Kurangnya reward dan punishment, tidak sedikit oknum-oknum pegawai memanfaatkan kondisi ini untuk mencari keuntungan pribadi. Pada masa lalu, pegawai bebas dan berani menitipkan orang, kawan, kenalan dan keluarga kepada Kru . Petugas KA menjadi terbiasa menerima sejumlah uang untuk mengijinkan seseorang naik KA karena hubungan kekerabatan, pertemanan dan menerima imbalan uang. Mau naik KA apa saja hampir bisa, cukup menitipkan dan menemui teman yang bertugas di atas KA.
Namun kini di masa Ignasius Jonan, para pegawai dan para petugas telah sama-sama disiplin, sama-sama memahami persyaratan naik KA dan siap menerima sanksi bila melakukan pelanggaran. Pegawai, pensiunan, kelurga telah sadar dan sama-sama takut terkena sanksi setidaknya diturunkan dari KA, mereka malu apabila melakukan pelanggaran di atas KA. Sungguh ini perubahan mental yang luar biasa di internal perusahaan, sebelumnya tak pernah terbayangkan bakal tertib.
Pada masa lalu beberapa kali ditemukan kasus KBD palsu. KBD pegawai atau KBD keluarga dipalsukan agar bisa naik KA secara gratis. Pemalsuan bisa melibatkan orang dalam maupun merekayasa dengan memanfaatkan teknologi komputer yang cukup canggih. Tingginya tingkat pelanggaran para pegawai dan keluarganya saat memanfaatkan fasilitas gratis ini juga telah memicu kru KA ikut-ikutan memanfaatkan peluang ini.
Sebab tidak sedikit para karyawan dari berbagai lapisan membawa keluarga yang tidak berhak, misalnya keponakan, ipar dan lainnya ikut naik KA gratis. Banyaknya keluarga pegawai naik KA secara gratis tidak dibiarkan oleh jajaran Direksi era 2009. Direksi melihat ketidaktertiban di atas KA bermula dari para petugas di atas KA dan pegawai, merembet ke masyarakat umum.

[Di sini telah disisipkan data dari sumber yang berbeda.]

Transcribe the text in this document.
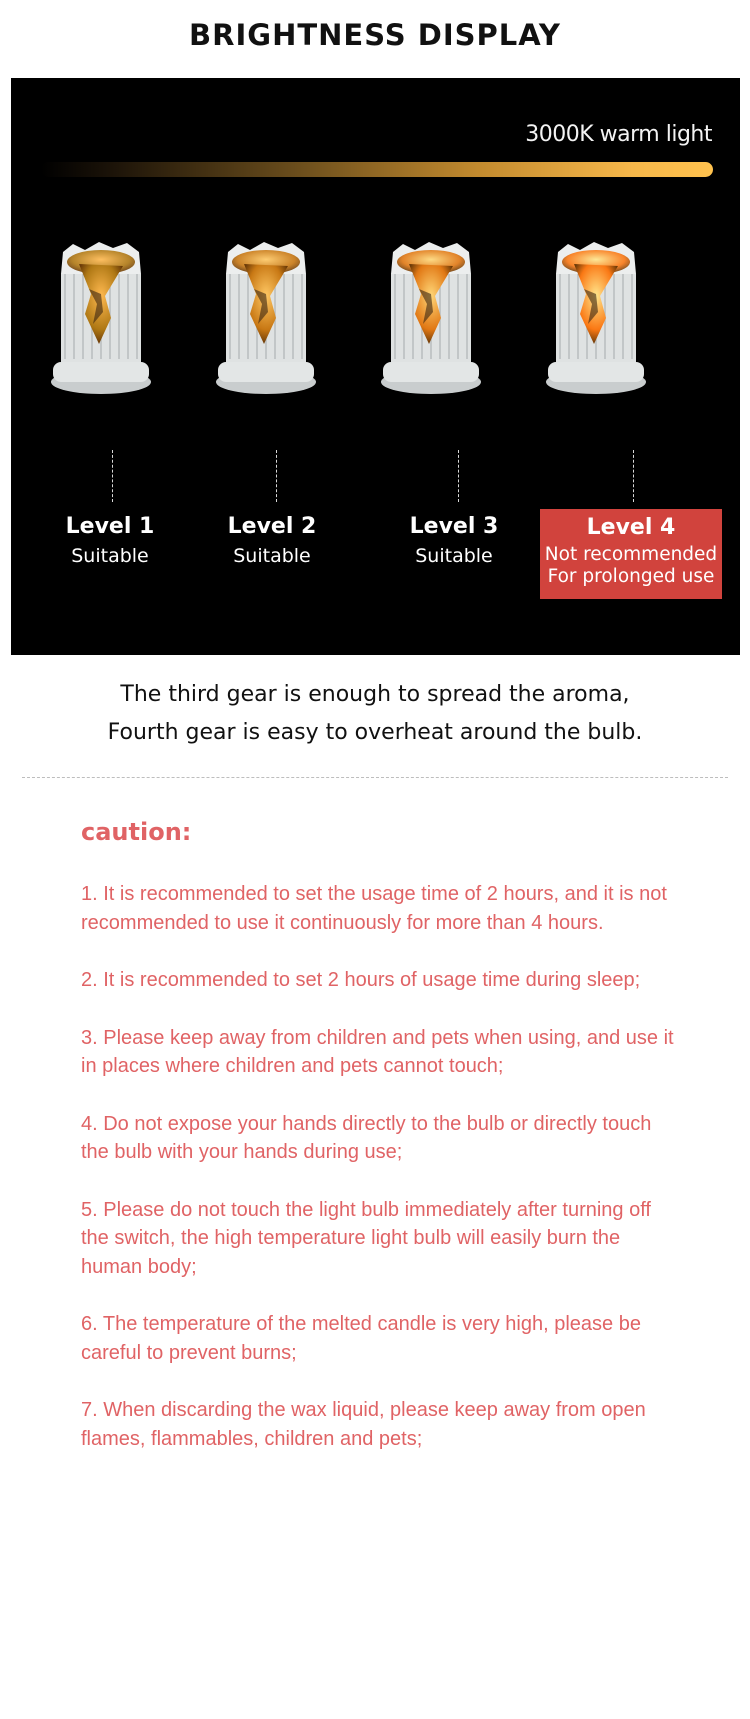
BRIGHTNESS DISPLAY
3000K warm light
Level 1
Suitable
Level 2
Suitable
Level 3
Suitable
Level 4
Not recommended
For prolonged use
The third gear is enough to spread the aroma,
Fourth gear is easy to overheat around the bulb.
caution:
1. It is recommended to set the usage time of 2 hours, and it is not recommended to use it continuously for more than 4 hours.
2. It is recommended to set 2 hours of usage time during sleep;
3. Please keep away from children and pets when using, and use it in places where children and pets cannot touch;
4. Do not expose your hands directly to the bulb or directly touch the bulb with your hands during use;
5. Please do not touch the light bulb immediately after turning off the switch, the high temperature light bulb will easily burn the human body;
6. The temperature of the melted candle is very high, please be careful to prevent burns;
7. When discarding the wax liquid, please keep away from open flames, flammables, children and pets;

Menginjak tahun kedua, tepatnya tahun 2010, Direksi mengeluarkan peraturan tata cara pegawai dan keluarga naik KA. Sebelumnya selain pegawai, istri, anak, orang tua kandung dan mertua mendapat fasilitas naik KA gratis. Namun sekarang ada kebijakan, bila keluarga naik KA harus membeli tiket dengan harga 50 % dari harga tiket.
Agar dapat memantau kinerja kondektur, ia wajib melapor setiap bertugas. Selain melapor diri, juga harus melaporkan kejadian di atas KA yang dilayaninya. Kondektur melapor ke pusat kendali operasi daerah. PK/OC daerah melaporkan ke PK/OC Pusat di Bandung. Setiap pagi laporan itu dikirim dalam millis grup PT. KAI, sehingga para pejabat Jawa-Sumatera dapat menerima info tersebut melalui email dan dapat dibuka di HP. Laporan kejadian di wilayah harus ditindaklanjuti para Kadaop/Kadivre yang bersangkutan.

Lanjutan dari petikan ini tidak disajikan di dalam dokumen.